See Greater Efficiency
It can not be denied that much detailed work is done by Phillips Brooks House. This is clearly evidenced by Voluminous reports carefully prepared every year by the many committees connected with this federation. But what do these reports mean and toward what end do they point? Do they signify that our work here is really progressing? Is Phillips Brooks House meaning more and more each year to the undergraduate? Or is our work becoming less and less useful? These are the questions which must be answered in order to frame such policies as will make for progress. This past year I feel that our work has taken the direction of more efficiency, not however, sacrificing the personal element, and of attaining a more powerful position in the eyes of the undergraduate. There are two reasons which account to a great extent for these improvements. One is because we are stressing not the soliciting of large numbers men to serve the interests of Phillips Brooks House, but the quality of the persons volunteering their services. We would rather have only 25 good earnest workers than a hundred half-hearted martyr volunteers. We frankly do not want a man to be the leader of a boys club or do any work here unless he has the interest of Phillips Brooks House very much at heart. There is no use having an organization of any kind unless every person connected with it is giving his best work. Therefore, I maintain that, unless our officers continue the policy of permitting only wholehearted volunteers to serve, this organization will fail and never hold a position of importance in the life of the undergraduate. The other reason is because Brooks House itself is being used more than ever before for lectures conferences, and dinners. This follows a policy begun this year of confining as nearly as possible all activities in this building. In this way the undergraduate is becoming more and more acquainted with the building itself and with the work done here. For there is no doubt that the more the student body knows what Phillips Brooks House means by actual contact with it, the stronger its position in the students' estimation. For the work of Brooks House speaks for itself. But we must make every effort to inform those who do not know about what is going on here.
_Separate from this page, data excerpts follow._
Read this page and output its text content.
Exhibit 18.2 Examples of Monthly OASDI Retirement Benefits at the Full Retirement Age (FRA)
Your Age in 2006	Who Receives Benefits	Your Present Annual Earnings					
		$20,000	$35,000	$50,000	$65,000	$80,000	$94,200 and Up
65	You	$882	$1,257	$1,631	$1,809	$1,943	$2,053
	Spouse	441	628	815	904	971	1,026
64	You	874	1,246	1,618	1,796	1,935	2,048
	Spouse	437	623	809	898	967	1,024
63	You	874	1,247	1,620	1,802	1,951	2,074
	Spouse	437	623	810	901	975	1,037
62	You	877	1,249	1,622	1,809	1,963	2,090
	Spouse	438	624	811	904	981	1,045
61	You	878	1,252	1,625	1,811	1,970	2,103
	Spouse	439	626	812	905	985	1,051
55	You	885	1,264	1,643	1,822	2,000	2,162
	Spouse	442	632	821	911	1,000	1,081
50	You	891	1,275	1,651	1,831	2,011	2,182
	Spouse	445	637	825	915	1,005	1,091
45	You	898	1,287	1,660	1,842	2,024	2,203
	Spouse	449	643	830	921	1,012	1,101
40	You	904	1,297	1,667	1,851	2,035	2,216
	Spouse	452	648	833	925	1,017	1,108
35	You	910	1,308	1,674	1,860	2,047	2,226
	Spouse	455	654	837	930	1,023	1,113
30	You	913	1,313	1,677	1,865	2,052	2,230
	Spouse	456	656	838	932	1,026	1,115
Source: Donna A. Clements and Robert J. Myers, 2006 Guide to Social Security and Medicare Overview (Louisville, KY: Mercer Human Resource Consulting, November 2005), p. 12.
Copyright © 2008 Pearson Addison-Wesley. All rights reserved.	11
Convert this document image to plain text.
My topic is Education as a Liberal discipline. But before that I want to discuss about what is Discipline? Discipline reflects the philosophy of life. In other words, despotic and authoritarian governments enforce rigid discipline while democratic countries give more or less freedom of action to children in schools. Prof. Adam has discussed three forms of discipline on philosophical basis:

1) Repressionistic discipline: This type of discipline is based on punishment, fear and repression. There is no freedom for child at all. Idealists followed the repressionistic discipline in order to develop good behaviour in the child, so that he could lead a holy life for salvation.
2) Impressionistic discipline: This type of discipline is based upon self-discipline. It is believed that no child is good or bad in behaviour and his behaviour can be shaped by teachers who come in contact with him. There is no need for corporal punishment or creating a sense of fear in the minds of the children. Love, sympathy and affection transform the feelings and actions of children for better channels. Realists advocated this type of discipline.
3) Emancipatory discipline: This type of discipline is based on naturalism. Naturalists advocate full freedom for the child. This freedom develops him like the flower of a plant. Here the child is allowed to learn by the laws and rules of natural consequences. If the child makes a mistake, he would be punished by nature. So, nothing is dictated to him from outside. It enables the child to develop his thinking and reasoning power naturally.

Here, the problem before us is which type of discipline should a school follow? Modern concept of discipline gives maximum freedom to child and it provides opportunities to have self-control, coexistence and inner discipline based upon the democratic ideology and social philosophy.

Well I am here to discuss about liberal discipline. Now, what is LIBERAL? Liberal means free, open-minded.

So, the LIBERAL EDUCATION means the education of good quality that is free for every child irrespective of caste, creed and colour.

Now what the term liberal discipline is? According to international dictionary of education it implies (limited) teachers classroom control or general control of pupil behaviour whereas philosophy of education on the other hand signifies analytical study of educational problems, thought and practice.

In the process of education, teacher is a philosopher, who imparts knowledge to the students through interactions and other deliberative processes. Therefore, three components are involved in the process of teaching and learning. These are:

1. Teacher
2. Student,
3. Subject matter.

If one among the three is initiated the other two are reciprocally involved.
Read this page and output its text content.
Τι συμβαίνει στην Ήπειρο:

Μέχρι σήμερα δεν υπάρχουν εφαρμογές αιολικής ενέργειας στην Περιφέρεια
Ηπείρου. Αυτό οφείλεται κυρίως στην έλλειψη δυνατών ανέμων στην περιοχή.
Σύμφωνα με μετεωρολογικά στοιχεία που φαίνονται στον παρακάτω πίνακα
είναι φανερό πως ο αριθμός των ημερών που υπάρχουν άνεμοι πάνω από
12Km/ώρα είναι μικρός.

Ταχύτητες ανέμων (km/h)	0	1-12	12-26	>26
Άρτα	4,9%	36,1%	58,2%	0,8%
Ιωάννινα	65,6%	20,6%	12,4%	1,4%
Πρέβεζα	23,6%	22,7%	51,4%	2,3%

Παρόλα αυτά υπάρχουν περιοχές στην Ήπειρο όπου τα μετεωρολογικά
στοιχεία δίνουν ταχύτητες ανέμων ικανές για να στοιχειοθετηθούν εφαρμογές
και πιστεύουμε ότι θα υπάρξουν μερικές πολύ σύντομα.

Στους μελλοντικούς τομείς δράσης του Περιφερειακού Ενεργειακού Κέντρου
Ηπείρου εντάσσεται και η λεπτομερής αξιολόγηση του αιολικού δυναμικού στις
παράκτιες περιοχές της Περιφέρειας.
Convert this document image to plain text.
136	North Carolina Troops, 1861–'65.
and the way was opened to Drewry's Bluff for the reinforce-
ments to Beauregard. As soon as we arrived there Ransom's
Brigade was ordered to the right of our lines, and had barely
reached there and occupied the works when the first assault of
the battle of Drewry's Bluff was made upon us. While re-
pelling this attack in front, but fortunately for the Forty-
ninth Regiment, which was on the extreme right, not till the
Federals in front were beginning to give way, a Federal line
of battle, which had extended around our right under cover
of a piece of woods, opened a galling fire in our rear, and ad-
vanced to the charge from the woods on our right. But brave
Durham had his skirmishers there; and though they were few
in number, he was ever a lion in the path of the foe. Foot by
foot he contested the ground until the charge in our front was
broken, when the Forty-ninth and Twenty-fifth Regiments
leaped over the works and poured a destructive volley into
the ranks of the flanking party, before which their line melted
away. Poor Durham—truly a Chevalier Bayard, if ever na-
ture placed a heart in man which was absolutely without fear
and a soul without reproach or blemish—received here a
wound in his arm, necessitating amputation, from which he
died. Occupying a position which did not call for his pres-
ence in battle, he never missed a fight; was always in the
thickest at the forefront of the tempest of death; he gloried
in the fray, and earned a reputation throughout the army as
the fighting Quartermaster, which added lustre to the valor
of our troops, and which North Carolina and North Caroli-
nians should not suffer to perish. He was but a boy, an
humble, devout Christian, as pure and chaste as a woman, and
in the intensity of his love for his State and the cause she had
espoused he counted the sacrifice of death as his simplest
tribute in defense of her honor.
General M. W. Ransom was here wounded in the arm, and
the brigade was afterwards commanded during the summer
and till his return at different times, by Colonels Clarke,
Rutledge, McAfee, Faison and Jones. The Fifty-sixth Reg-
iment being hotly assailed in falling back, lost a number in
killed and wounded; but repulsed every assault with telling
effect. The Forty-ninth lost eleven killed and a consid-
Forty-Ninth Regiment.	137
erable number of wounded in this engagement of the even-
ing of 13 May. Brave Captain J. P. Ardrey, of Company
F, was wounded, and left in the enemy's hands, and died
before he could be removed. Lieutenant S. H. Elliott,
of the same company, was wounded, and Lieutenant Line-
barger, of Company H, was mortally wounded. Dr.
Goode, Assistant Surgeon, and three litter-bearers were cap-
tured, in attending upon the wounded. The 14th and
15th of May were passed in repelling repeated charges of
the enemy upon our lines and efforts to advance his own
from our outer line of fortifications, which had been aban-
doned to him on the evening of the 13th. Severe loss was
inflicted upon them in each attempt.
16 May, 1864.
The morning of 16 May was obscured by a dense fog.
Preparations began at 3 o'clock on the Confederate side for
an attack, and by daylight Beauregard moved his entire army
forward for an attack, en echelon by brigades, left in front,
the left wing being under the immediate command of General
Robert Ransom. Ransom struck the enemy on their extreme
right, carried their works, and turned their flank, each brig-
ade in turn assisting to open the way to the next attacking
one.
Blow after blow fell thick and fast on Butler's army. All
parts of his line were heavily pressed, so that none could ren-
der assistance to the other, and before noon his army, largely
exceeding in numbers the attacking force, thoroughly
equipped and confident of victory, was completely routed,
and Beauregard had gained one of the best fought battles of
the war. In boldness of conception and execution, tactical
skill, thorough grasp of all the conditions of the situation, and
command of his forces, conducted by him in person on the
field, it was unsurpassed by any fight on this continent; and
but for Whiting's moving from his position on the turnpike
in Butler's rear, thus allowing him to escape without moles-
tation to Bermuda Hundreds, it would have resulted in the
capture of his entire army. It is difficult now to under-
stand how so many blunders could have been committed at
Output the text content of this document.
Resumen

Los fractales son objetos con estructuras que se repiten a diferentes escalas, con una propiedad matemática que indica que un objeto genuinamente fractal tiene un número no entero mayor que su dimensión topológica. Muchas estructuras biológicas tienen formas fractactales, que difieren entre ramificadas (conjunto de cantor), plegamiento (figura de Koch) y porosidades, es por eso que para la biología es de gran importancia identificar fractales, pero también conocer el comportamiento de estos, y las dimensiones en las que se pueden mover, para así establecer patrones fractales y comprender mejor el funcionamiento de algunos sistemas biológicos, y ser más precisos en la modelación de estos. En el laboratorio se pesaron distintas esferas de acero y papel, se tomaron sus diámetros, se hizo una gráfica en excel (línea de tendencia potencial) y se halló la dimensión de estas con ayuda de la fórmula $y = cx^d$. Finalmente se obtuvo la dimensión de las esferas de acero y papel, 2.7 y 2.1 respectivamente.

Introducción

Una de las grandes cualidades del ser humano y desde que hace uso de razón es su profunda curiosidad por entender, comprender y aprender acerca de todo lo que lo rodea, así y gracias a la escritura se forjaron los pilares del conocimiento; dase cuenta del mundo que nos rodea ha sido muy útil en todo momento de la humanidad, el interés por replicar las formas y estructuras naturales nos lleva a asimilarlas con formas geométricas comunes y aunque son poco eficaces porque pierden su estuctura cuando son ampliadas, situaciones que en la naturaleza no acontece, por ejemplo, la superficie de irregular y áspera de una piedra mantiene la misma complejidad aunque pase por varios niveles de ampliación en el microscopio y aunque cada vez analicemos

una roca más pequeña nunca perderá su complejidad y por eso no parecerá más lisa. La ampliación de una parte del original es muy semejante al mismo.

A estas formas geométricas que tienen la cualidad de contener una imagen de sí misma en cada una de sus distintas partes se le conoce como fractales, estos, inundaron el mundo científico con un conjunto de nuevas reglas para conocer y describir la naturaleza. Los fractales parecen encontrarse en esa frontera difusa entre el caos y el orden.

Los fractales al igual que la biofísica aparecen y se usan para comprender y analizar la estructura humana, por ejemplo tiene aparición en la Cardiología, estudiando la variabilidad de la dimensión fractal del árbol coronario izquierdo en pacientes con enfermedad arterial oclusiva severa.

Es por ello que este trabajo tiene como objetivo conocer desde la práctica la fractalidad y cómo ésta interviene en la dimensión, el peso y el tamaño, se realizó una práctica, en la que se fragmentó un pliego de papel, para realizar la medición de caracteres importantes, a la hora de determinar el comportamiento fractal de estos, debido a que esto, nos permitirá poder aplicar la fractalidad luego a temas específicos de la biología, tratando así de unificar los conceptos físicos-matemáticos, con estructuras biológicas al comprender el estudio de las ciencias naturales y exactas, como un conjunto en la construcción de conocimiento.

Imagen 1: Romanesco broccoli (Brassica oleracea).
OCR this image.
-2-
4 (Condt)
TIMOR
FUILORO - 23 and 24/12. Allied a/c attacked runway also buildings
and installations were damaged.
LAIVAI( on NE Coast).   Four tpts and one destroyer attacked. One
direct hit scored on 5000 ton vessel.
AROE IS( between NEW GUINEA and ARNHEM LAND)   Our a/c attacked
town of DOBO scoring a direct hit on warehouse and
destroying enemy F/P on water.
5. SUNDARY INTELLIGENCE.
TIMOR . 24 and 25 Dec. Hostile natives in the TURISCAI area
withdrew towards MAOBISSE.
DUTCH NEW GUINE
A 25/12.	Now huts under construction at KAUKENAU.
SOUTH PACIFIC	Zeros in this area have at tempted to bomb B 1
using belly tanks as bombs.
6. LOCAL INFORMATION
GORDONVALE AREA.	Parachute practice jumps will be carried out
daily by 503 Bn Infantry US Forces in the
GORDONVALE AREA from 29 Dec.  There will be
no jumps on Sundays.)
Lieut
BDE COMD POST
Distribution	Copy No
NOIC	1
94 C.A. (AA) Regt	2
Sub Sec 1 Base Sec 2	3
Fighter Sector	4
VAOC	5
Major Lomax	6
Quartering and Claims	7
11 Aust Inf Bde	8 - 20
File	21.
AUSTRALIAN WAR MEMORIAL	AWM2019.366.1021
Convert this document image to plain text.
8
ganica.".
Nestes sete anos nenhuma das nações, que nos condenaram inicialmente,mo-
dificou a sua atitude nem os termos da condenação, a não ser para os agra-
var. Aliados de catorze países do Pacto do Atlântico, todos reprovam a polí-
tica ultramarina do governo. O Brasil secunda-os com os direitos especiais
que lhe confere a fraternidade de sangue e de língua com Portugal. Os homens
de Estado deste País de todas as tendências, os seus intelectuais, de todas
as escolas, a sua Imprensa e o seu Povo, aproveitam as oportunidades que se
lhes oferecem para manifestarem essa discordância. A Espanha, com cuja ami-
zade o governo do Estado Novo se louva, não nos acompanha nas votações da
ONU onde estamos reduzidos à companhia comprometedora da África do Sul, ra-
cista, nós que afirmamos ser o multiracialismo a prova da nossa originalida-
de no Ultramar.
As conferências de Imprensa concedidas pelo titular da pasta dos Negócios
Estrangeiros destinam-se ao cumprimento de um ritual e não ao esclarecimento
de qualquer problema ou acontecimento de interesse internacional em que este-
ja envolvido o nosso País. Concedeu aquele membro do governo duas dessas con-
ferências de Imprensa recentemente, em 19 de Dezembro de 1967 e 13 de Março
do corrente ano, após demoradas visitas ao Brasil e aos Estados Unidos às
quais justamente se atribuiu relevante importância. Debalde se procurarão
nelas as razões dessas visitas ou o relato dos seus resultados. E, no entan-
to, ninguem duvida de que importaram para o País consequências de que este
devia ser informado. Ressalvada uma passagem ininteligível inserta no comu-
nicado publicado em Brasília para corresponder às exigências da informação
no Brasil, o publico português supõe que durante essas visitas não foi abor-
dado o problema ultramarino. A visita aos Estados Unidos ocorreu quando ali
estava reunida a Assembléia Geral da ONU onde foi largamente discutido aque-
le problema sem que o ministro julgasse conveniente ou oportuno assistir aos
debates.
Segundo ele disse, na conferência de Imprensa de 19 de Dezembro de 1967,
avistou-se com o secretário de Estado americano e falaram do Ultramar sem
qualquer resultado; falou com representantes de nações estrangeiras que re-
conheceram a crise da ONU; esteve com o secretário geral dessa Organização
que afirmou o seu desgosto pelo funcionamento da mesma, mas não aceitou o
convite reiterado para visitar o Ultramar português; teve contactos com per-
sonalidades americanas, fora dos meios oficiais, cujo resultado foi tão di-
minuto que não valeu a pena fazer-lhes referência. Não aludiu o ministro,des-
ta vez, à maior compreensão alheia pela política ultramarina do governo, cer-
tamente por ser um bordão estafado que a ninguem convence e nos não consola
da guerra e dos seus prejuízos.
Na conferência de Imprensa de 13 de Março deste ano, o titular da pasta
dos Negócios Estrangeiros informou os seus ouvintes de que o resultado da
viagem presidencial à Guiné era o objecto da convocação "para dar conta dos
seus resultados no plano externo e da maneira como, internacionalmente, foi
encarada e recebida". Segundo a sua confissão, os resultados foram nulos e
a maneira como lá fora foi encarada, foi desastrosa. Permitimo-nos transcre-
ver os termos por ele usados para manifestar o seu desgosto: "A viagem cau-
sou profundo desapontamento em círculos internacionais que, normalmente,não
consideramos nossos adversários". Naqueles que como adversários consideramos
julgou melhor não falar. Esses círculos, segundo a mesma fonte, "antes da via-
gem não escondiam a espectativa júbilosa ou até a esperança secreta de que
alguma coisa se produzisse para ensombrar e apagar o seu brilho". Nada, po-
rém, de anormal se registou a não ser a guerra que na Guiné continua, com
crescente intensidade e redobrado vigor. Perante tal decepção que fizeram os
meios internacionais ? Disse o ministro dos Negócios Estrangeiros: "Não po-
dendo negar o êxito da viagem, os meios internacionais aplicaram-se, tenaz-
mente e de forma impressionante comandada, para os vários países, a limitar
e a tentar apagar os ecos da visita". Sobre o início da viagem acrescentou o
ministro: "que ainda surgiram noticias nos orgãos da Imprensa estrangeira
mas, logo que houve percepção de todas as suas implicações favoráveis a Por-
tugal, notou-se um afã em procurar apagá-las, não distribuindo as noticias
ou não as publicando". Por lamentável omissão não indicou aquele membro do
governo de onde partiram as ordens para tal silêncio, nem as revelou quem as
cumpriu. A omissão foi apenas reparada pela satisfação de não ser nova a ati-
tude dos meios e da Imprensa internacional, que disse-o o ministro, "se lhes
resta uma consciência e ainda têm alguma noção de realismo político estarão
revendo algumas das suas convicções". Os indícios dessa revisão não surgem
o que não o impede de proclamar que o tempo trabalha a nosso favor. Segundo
Appleton Thought Inadequate
Before closing I wish to mention that this year's cabinet recommended the building of a new chapel. For it has long been thought that Appleton Chapel was inadequate and inappropriate to be in accord with the religious life and tradition of Harvard University. Also, as you have already heard, a petition has been sent in to the Committee on Instruction requesting them to provide a course on religion established on similar lines to the course in History I and Philosophy A, with a view to giving a student a chance to learn the complete history of religion. Respectfully submitted. B. F. Rice Bassett '25, President.
Christian Association Has Many Varied Activities
Although no great changes have taken place in the work of the Christian Association this year, some minor changes have been made and the scope of the work somewhat enlarged, which will undoubtedly mean important changes in the future.